Ein Folgeeffekt des Casual Datings, das eher der Vermittlung von
Sexpartnern als der Suche nach Liebe gilt, ist die Verunsicherung des
Selbstwertgefühls. Zugleich streben Menschen gerade hier, beim
Gelegenheitssex, nach Stärkung des womöglich lädierten Selbstwertgefühls.
Ein Teufelskreis. Besonders für Frauen, die den Geschlechterrollen
entsprechend eher nach emotionaler Bindung und festen Beziehungen suchen,
meint Illouz.
Und hier kommt der Vergleich mit dem 19. Jahrhundert ins Spiel: Unter den
Vorzeichen bürgerlicher Kultur galt das Werben um Frauen als Sache des
Mannes. Indem ein Mann seine Liebe gestand, also das Risiko der
Zurückweisung in Kauf nahm, eröffnete er den Prozess der Annäherung.

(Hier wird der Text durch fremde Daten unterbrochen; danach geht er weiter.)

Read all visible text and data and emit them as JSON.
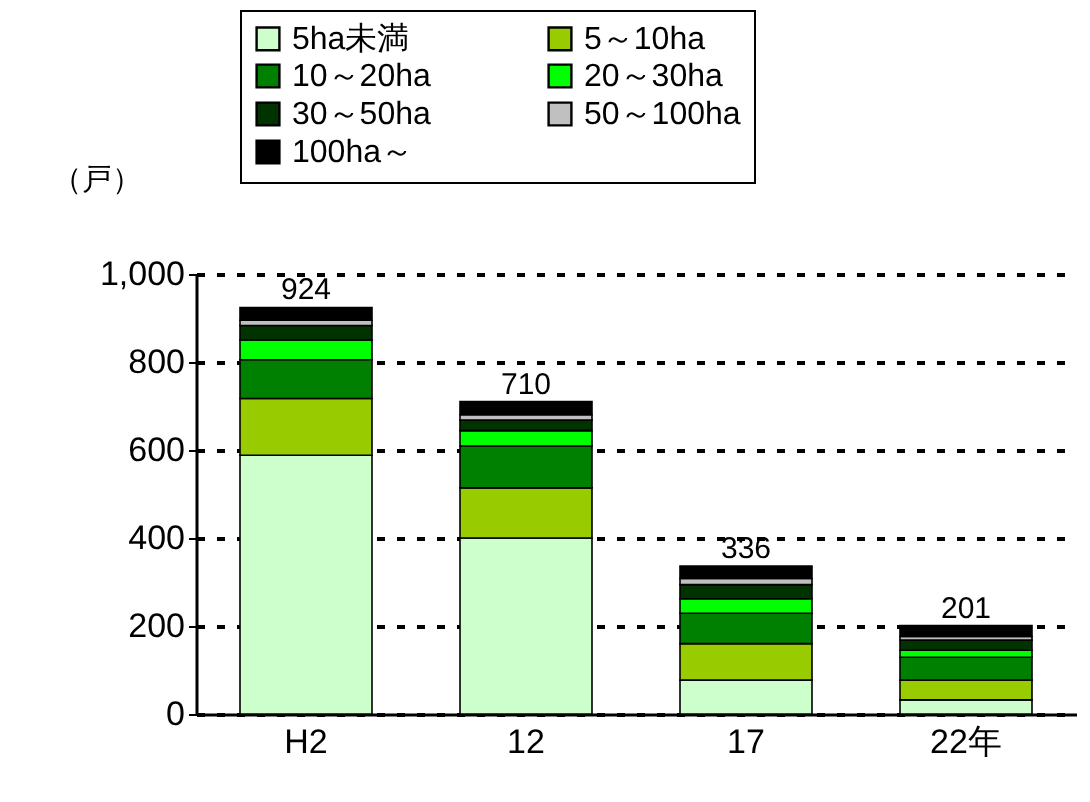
{
  "chart_data": {
    "type": "bar",
    "stacked": true,
    "ylabel": "（戸）",
    "categories": [
      "H2",
      "12",
      "17",
      "22年"
    ],
    "series": [
      {
        "name": "5ha未満",
        "color": "#ccffcc",
        "values": [
          588,
          400,
          77,
          32
        ]
      },
      {
        "name": "5～10ha",
        "color": "#99cc00",
        "values": [
          129,
          114,
          83,
          45
        ]
      },
      {
        "name": "10～20ha",
        "color": "#008000",
        "values": [
          88,
          95,
          69,
          52
        ]
      },
      {
        "name": "20～30ha",
        "color": "#00ff00",
        "values": [
          45,
          35,
          33,
          16
        ]
      },
      {
        "name": "30～50ha",
        "color": "#003300",
        "values": [
          33,
          24,
          32,
          23
        ]
      },
      {
        "name": "50～100ha",
        "color": "#c0c0c0",
        "values": [
          12,
          12,
          14,
          8
        ]
      },
      {
        "name": "100ha～",
        "color": "#000000",
        "values": [
          29,
          30,
          28,
          25
        ]
      }
    ],
    "totals": [
      "924",
      "710",
      "336",
      "201"
    ],
    "ylim": [
      0,
      1000
    ],
    "yticks": [
      0,
      200,
      400,
      600,
      800,
      {
        "value": 1000,
        "label": "1,000"
      }
    ],
    "grid": "y",
    "legend": "top"
  }
}
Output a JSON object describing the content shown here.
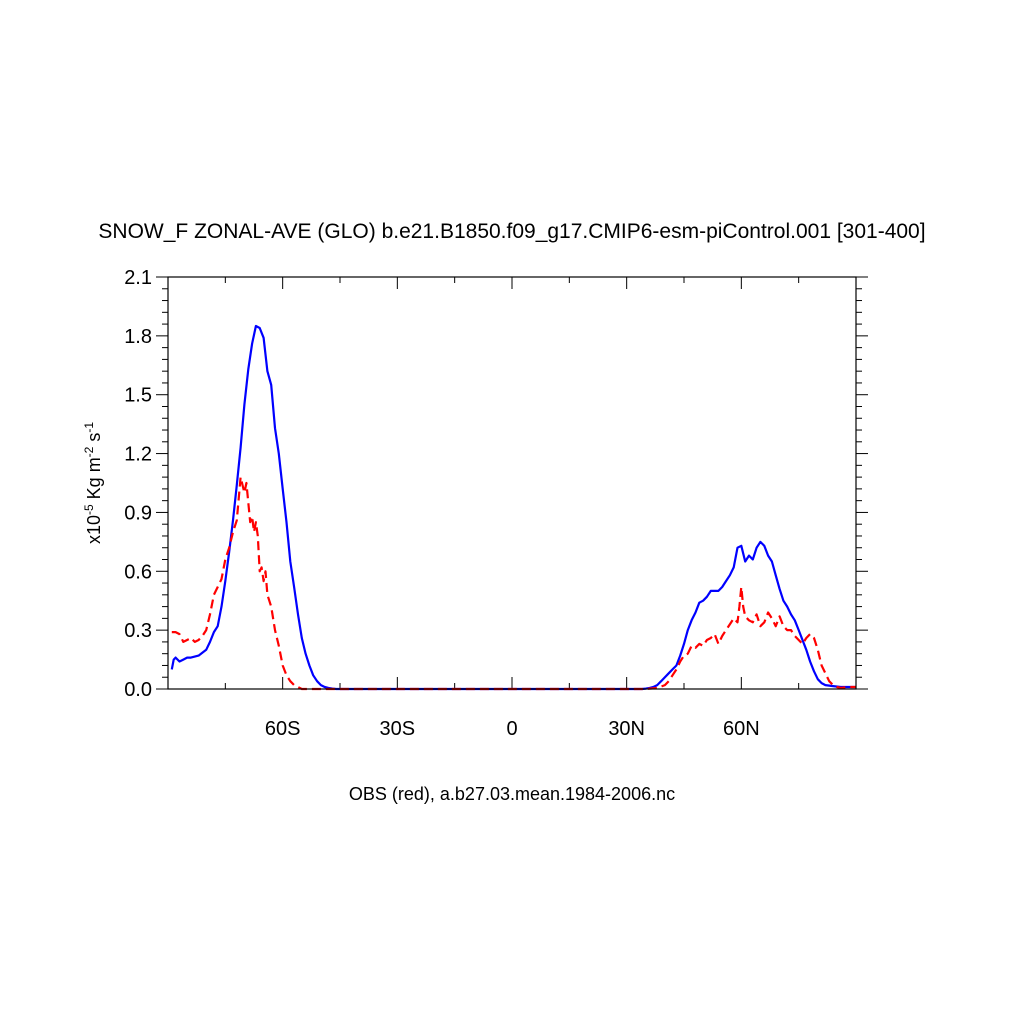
{
  "chart_data": {
    "type": "line",
    "title": "SNOW_F ZONAL-AVE (GLO) b.e21.B1850.f09_g17.CMIP6-esm-piControl.001 [301-400]",
    "subtitle": "OBS (red), a.b27.03.mean.1984-2006.nc",
    "ylabel": {
      "prefix": "x10",
      "exp": "-5",
      "mid": " Kg m",
      "exp2": "-2",
      "mid2": " s",
      "exp3": "-1"
    },
    "xlim": [
      -90,
      90
    ],
    "ylim": [
      0,
      2.1
    ],
    "x_ticks": [
      {
        "value": -60,
        "label": "60S"
      },
      {
        "value": -30,
        "label": "30S"
      },
      {
        "value": 0,
        "label": "0"
      },
      {
        "value": 30,
        "label": "30N"
      },
      {
        "value": 60,
        "label": "60N"
      }
    ],
    "y_ticks": [
      {
        "value": 0.0,
        "label": "0.0"
      },
      {
        "value": 0.3,
        "label": "0.3"
      },
      {
        "value": 0.6,
        "label": "0.6"
      },
      {
        "value": 0.9,
        "label": "0.9"
      },
      {
        "value": 1.2,
        "label": "1.2"
      },
      {
        "value": 1.5,
        "label": "1.5"
      },
      {
        "value": 1.8,
        "label": "1.8"
      },
      {
        "value": 2.1,
        "label": "2.1"
      }
    ],
    "series": [
      {
        "color": "#0000ff",
        "dash": "solid",
        "x": [
          -89,
          -88.5,
          -88,
          -87,
          -86,
          -85,
          -84,
          -82,
          -80,
          -79,
          -78,
          -77,
          -76,
          -75,
          -74,
          -73,
          -72,
          -71,
          -70,
          -69,
          -68,
          -67,
          -66,
          -65,
          -64,
          -63,
          -62,
          -61,
          -60,
          -59,
          -58,
          -57,
          -56,
          -55,
          -54,
          -53,
          -52,
          -51,
          -50,
          -49,
          -48,
          -47,
          -46,
          -45,
          -44,
          -43,
          -42,
          -40,
          -35,
          -30,
          -20,
          -10,
          0,
          10,
          20,
          30,
          34,
          35,
          36,
          37,
          38,
          39,
          40,
          41,
          42,
          43,
          44,
          45,
          46,
          47,
          48,
          49,
          50,
          51,
          52,
          53,
          54,
          55,
          56,
          57,
          58,
          59,
          60,
          61,
          62,
          63,
          64,
          65,
          66,
          67,
          68,
          69,
          70,
          71,
          72,
          73,
          74,
          75,
          76,
          77,
          78,
          79,
          80,
          81,
          82,
          84,
          86,
          88,
          90
        ],
        "y": [
          0.1,
          0.15,
          0.16,
          0.14,
          0.15,
          0.16,
          0.16,
          0.17,
          0.2,
          0.24,
          0.29,
          0.32,
          0.42,
          0.55,
          0.7,
          0.86,
          1.04,
          1.23,
          1.45,
          1.63,
          1.76,
          1.85,
          1.84,
          1.79,
          1.62,
          1.55,
          1.33,
          1.2,
          1.02,
          0.85,
          0.65,
          0.52,
          0.38,
          0.26,
          0.18,
          0.12,
          0.07,
          0.04,
          0.02,
          0.01,
          0.005,
          0.002,
          0,
          0,
          0,
          0,
          0,
          0,
          0,
          0,
          0,
          0,
          0,
          0,
          0,
          0,
          0,
          0.002,
          0.005,
          0.01,
          0.02,
          0.04,
          0.06,
          0.08,
          0.1,
          0.12,
          0.17,
          0.23,
          0.3,
          0.35,
          0.39,
          0.44,
          0.45,
          0.47,
          0.5,
          0.5,
          0.5,
          0.52,
          0.55,
          0.58,
          0.62,
          0.72,
          0.73,
          0.65,
          0.68,
          0.66,
          0.72,
          0.75,
          0.73,
          0.68,
          0.65,
          0.58,
          0.51,
          0.45,
          0.42,
          0.38,
          0.35,
          0.3,
          0.25,
          0.2,
          0.14,
          0.09,
          0.05,
          0.03,
          0.02,
          0.015,
          0.01,
          0.01,
          0.01
        ]
      },
      {
        "color": "#ff0000",
        "dash": "dashed",
        "x": [
          -89,
          -88,
          -87,
          -86,
          -85,
          -84,
          -83,
          -82,
          -81,
          -80,
          -79,
          -78,
          -77,
          -76,
          -75,
          -74,
          -73,
          -72,
          -71,
          -70,
          -69.5,
          -69,
          -68.5,
          -68,
          -67.5,
          -67,
          -66.5,
          -66,
          -65.5,
          -65,
          -64.5,
          -64,
          -63,
          -62,
          -61,
          -60,
          -59,
          -58,
          -57,
          -56,
          -55,
          -54,
          -53,
          -52,
          -51,
          -50,
          -49,
          -48,
          -47,
          -46,
          -45,
          -40,
          -30,
          -20,
          -10,
          0,
          10,
          20,
          30,
          35,
          38,
          40,
          41,
          42,
          43,
          44,
          45,
          46,
          47,
          48,
          49,
          50,
          51,
          52,
          53,
          54,
          55,
          56,
          57,
          58,
          59,
          59.5,
          60,
          60.5,
          61,
          62,
          63,
          64,
          65,
          66,
          67,
          68,
          69,
          70,
          71,
          72,
          73,
          74,
          75,
          76,
          77,
          78,
          79,
          80,
          81,
          82,
          83,
          84,
          85,
          86,
          88,
          90
        ],
        "y": [
          0.29,
          0.29,
          0.28,
          0.24,
          0.25,
          0.26,
          0.24,
          0.25,
          0.27,
          0.3,
          0.38,
          0.48,
          0.52,
          0.56,
          0.66,
          0.72,
          0.8,
          0.86,
          1.08,
          1.0,
          1.05,
          0.95,
          0.85,
          0.88,
          0.8,
          0.85,
          0.78,
          0.6,
          0.62,
          0.55,
          0.6,
          0.48,
          0.42,
          0.3,
          0.22,
          0.12,
          0.07,
          0.04,
          0.02,
          0.01,
          0,
          0,
          0,
          0,
          0,
          0,
          0,
          0,
          0,
          0,
          0,
          0,
          0,
          0,
          0,
          0,
          0,
          0,
          0,
          0,
          0.005,
          0.02,
          0.04,
          0.07,
          0.1,
          0.14,
          0.17,
          0.18,
          0.22,
          0.21,
          0.23,
          0.22,
          0.25,
          0.26,
          0.28,
          0.23,
          0.27,
          0.3,
          0.33,
          0.36,
          0.34,
          0.42,
          0.52,
          0.42,
          0.37,
          0.35,
          0.34,
          0.38,
          0.32,
          0.34,
          0.39,
          0.36,
          0.32,
          0.37,
          0.32,
          0.3,
          0.3,
          0.27,
          0.25,
          0.23,
          0.26,
          0.28,
          0.26,
          0.2,
          0.12,
          0.08,
          0.04,
          0.02,
          0.01,
          0.005,
          0.01,
          0.01
        ]
      }
    ]
  }
}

Bekräftigt wird er durch Geschenke an die Zukünftige. So wird der Aspekt
des ökonomischen Tauschhandels bekräftigt.
Man verstünde Illouz falsch, wenn man annähme, dass sie sich eine Rückkehr
zu diesen alten Liebesmustern wünscht. Sie verdeutlicht stattdessen, dass
Beziehungen nicht in einem luftleeren Raum entstehen. Es bedarf sozialer
Rahmungen, die es gestatten, Gefühle zu entfalten. Diese Rahmung fehlt
heute weitestgehend, weswegen es so schwierig geworden ist, seine Gefühle
zu erklären. Gefühle bilden den Kern der romantischen Liebe und sind doch
im Alltag des Dating dem sexuellen Kontakt nachgeordnet. Auch deswegen
verursacht er eine Vielzahl von Trennungen: weil man keine Lust mehr für
den Partner empfindet oder etwa fremdgeht.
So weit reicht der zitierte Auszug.